On top of that, I have questions that I could not figure out (though I acknowledge I did not dig super deep into the data to try). The main comment I have is How was verified (and challenged) determined? It seems from the methods it was determined by "Claims were cross-checked with evidence from previous, contemporary and subsequent publications and assigned a verification category". If this is true, and all claims were done this way - are verified claims double counted then? (e.g., an original claim is found by a future claim to be verified - and thus that future claim is also considered to be verified because of the original claim).
Related, did the authors look at the strength of validation or challenged claims? That is, if there is a relationship mapping the authors did for original claims and follow-up claims, I would imagine some claims have deeper (i.e., more) claims that followed up on them vs others. This might be interested to look at as well.
(3) I recommend the authors add sample sizes when not present (e.g., Fig 4C). I also find that the sample sizes are a bit confusing, and I recommend the authors check them and add more explanation when not complete, like they did for Fig 4A. For example, Fig 7B equals to 178 labs (how did more than 156 labs get determined here?), and yet the total number of claims is 996 (opposed to 1,006). Another example, is why does Fig 8B not have all 156 labs accounted for? (related to Fig 8B, I caution on reporting a p value and drawing strong conclusions from this very small sample size - 22 authors). As a last example, Fig 8C has al 156 labs and 1,006 claims - is that expected? I guess it means authors who published before 1995 (as shown in Figure 8A continued to publish after 1995?) in that case, it's all authors? But the text says when they 'set up their lab' after 1995, but how can that be?

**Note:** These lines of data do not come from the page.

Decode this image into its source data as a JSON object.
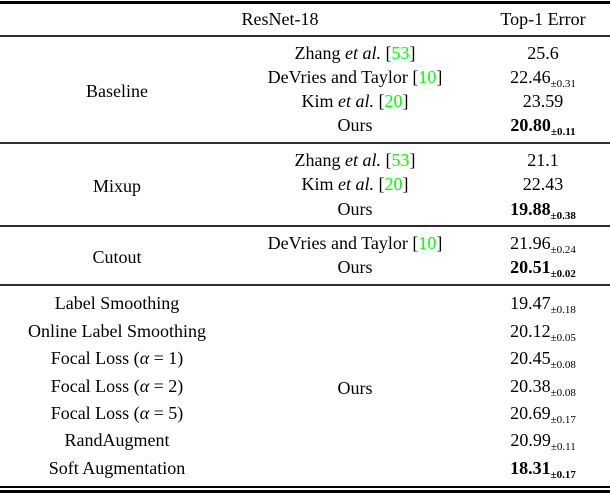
{
  "colors": {
    "citation_green": "#00ff00",
    "rule_black": "#000000"
  },
  "header": {
    "model": "ResNet-18",
    "metric": "Top-1 Error"
  },
  "groups": [
    {
      "id": "baseline",
      "label": "Baseline",
      "label_position": "first",
      "rows": [
        {
          "m_pre": "Zhang ",
          "m_em": "et al.",
          "m_post": "",
          "cite": "53",
          "val": "25.6",
          "sub": "",
          "bold": false
        },
        {
          "m_pre": "DeVries and Taylor",
          "m_em": "",
          "m_post": "",
          "cite": "10",
          "val": "22.46",
          "sub": "±0.31",
          "bold": false
        },
        {
          "m_pre": "Kim ",
          "m_em": "et al.",
          "m_post": "",
          "cite": "20",
          "val": "23.59",
          "sub": "",
          "bold": false
        },
        {
          "m_pre": "Ours",
          "m_em": "",
          "m_post": "",
          "cite": "",
          "val": "20.80",
          "sub": "±0.11",
          "bold": true
        }
      ]
    },
    {
      "id": "mixup",
      "label": "Mixup",
      "label_position": "first",
      "rows": [
        {
          "m_pre": "Zhang ",
          "m_em": "et al.",
          "m_post": "",
          "cite": "53",
          "val": "21.1",
          "sub": "",
          "bold": false
        },
        {
          "m_pre": "Kim ",
          "m_em": "et al.",
          "m_post": "",
          "cite": "20",
          "val": "22.43",
          "sub": "",
          "bold": false
        },
        {
          "m_pre": "Ours",
          "m_em": "",
          "m_post": "",
          "cite": "",
          "val": "19.88",
          "sub": "±0.38",
          "bold": true
        }
      ]
    },
    {
      "id": "cutout",
      "label": "Cutout",
      "label_position": "first",
      "rows": [
        {
          "m_pre": "DeVries and Taylor",
          "m_em": "",
          "m_post": "",
          "cite": "10",
          "val": "21.96",
          "sub": "±0.24",
          "bold": false
        },
        {
          "m_pre": "Ours",
          "m_em": "",
          "m_post": "",
          "cite": "",
          "val": "20.51",
          "sub": "±0.02",
          "bold": true
        }
      ]
    },
    {
      "id": "ours-methods",
      "label": "Ours",
      "label_position": "middle",
      "rows": [
        {
          "m_pre": "Label Smoothing",
          "m_em": "",
          "m_post": "",
          "cite": "",
          "val": "19.47",
          "sub": "±0.18",
          "bold": false
        },
        {
          "m_pre": "Online Label Smoothing",
          "m_em": "",
          "m_post": "",
          "cite": "",
          "val": "20.12",
          "sub": "±0.05",
          "bold": false
        },
        {
          "m_pre": "Focal Loss (",
          "m_em": "α",
          "m_post": " = 1)",
          "cite": "",
          "val": "20.45",
          "sub": "±0.08",
          "bold": false
        },
        {
          "m_pre": "Focal Loss (",
          "m_em": "α",
          "m_post": " = 2)",
          "cite": "",
          "val": "20.38",
          "sub": "±0.08",
          "bold": false
        },
        {
          "m_pre": "Focal Loss (",
          "m_em": "α",
          "m_post": " = 5)",
          "cite": "",
          "val": "20.69",
          "sub": "±0.17",
          "bold": false
        },
        {
          "m_pre": "RandAugment",
          "m_em": "",
          "m_post": "",
          "cite": "",
          "val": "20.99",
          "sub": "±0.11",
          "bold": false
        },
        {
          "m_pre": "Soft Augmentation",
          "m_em": "",
          "m_post": "",
          "cite": "",
          "val": "18.31",
          "sub": "±0.17",
          "bold": true
        }
      ]
    }
  ]
}
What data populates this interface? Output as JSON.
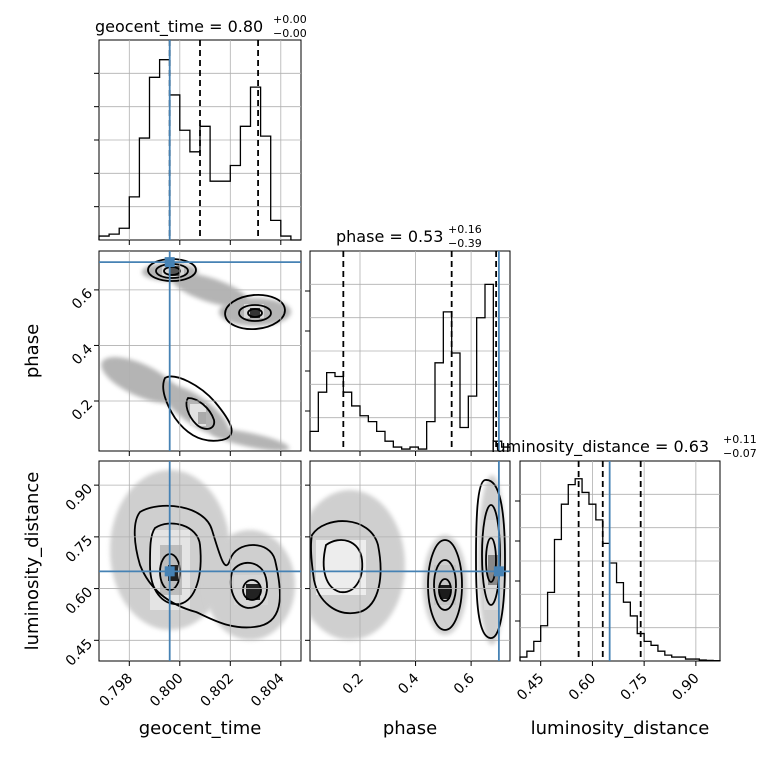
{
  "chart_data": {
    "type": "corner",
    "parameters": [
      "geocent_time",
      "phase",
      "luminosity_distance"
    ],
    "truth_color": "#4682b4",
    "grid": true,
    "panels": {
      "geocent_time": {
        "title_prefix": "geocent_time = ",
        "value": "0.80",
        "plus": "+0.00",
        "minus": "−0.00",
        "xlim": [
          0.7968,
          0.8048
        ],
        "xticks": [
          0.798,
          0.8,
          0.802,
          0.804
        ],
        "xtick_labels": [
          "0.798",
          "0.800",
          "0.802",
          "0.804"
        ],
        "truth": 0.7996,
        "quantiles": [
          0.7996,
          0.8008,
          0.8031
        ],
        "hist_edges_start": 0.7968,
        "hist_bin_width": 0.0004,
        "hist_counts": [
          0.02,
          0.03,
          0.06,
          0.22,
          0.52,
          0.83,
          0.92,
          0.74,
          0.56,
          0.45,
          0.58,
          0.3,
          0.3,
          0.38,
          0.58,
          0.78,
          0.53,
          0.1,
          0.02,
          0.0
        ]
      },
      "phase": {
        "title_prefix": "phase = ",
        "value": "0.53",
        "plus": "+0.16",
        "minus": "−0.39",
        "xlim": [
          0.02,
          0.74
        ],
        "xticks": [
          0.2,
          0.4,
          0.6
        ],
        "xtick_labels": [
          "0.2",
          "0.4",
          "0.6"
        ],
        "yticks": [
          0.2,
          0.4,
          0.6
        ],
        "ytick_labels": [
          "0.2",
          "0.4",
          "0.6"
        ],
        "truth": 0.7,
        "quantiles": [
          0.14,
          0.53,
          0.69
        ],
        "hist_edges_start": 0.02,
        "hist_bin_width": 0.03,
        "hist_counts": [
          0.1,
          0.3,
          0.4,
          0.38,
          0.3,
          0.23,
          0.18,
          0.15,
          0.1,
          0.05,
          0.02,
          0.01,
          0.02,
          0.01,
          0.15,
          0.45,
          0.71,
          0.5,
          0.12,
          0.28,
          0.68,
          0.85,
          0.05,
          0.02
        ]
      },
      "luminosity_distance": {
        "title_prefix": "luminosity_distance = ",
        "value": "0.63",
        "plus": "+0.11",
        "minus": "−0.07",
        "xlim": [
          0.39,
          0.97
        ],
        "xticks": [
          0.45,
          0.6,
          0.75,
          0.9
        ],
        "xtick_labels": [
          "0.45",
          "0.60",
          "0.75",
          "0.90"
        ],
        "yticks": [
          0.45,
          0.6,
          0.75,
          0.9
        ],
        "ytick_labels": [
          "0.45",
          "0.60",
          "0.75",
          "0.90"
        ],
        "truth": 0.65,
        "quantiles": [
          0.56,
          0.63,
          0.74
        ],
        "hist_edges_start": 0.39,
        "hist_bin_width": 0.02,
        "hist_counts": [
          0.02,
          0.05,
          0.1,
          0.18,
          0.35,
          0.62,
          0.8,
          0.9,
          0.93,
          0.86,
          0.8,
          0.72,
          0.6,
          0.5,
          0.4,
          0.3,
          0.23,
          0.14,
          0.1,
          0.08,
          0.05,
          0.03,
          0.02,
          0.02,
          0.01,
          0.01,
          0.005,
          0.003,
          0.002
        ]
      }
    },
    "axis_labels": {
      "x": [
        "geocent_time",
        "phase",
        "luminosity_distance"
      ],
      "y": [
        "phase",
        "luminosity_distance"
      ]
    }
  }
}
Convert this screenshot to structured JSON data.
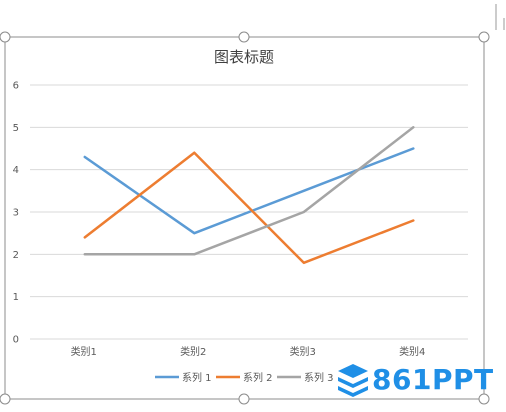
{
  "chart_data": {
    "type": "line",
    "title": "图表标题",
    "categories": [
      "类别1",
      "类别2",
      "类别3",
      "类别4"
    ],
    "series": [
      {
        "name": "系列 1",
        "values": [
          4.3,
          2.5,
          3.5,
          4.5
        ]
      },
      {
        "name": "系列 2",
        "values": [
          2.4,
          4.4,
          1.8,
          2.8
        ]
      },
      {
        "name": "系列 3",
        "values": [
          2.0,
          2.0,
          3.0,
          5.0
        ]
      }
    ],
    "ylim": [
      0,
      6
    ],
    "yticks": [
      "0",
      "1",
      "2",
      "3",
      "4",
      "5",
      "6"
    ],
    "grid": true,
    "legend_position": "bottom"
  },
  "colors": {
    "series": [
      "#5b9bd5",
      "#ed7d31",
      "#a5a5a5"
    ],
    "watermark": "#1f8fe6"
  },
  "watermark": {
    "text": "861PPT"
  }
}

(4) Finally, I think it would help if the authors expanded on the limitations generally and potential alternative explanations and/or driving factors. For example, the line "though likely underestimated' is indicated in the discussion about the low rate of challenged claims, it might be useful to call out how publication bias is likely the driver here and thus it needs to be carefully considered in the interpretation of this. Related, I caution the authors on overinterpreting their suggestive evidence. The abstract for example, states claims of what was found in their analysis, when these are suggestive at best, which the authors acknowledge in the paper. But since most people start with the abstract, I worry this is indicating stronger evidence than what the authors actually have.
The authors should be applauded for the monumental effort they put into this project, which does a wonderful job of having experts within a subfield engage their community to understand the connectiveness of the literature and attempt to understand how reliable specific results are and what factors might contribute to them. This project provides a nice blueprint for others to build from as well as leverage the data generated from this subfield, and thus should have an impact in the broader discussion on reproducibility and reliability of research evidence.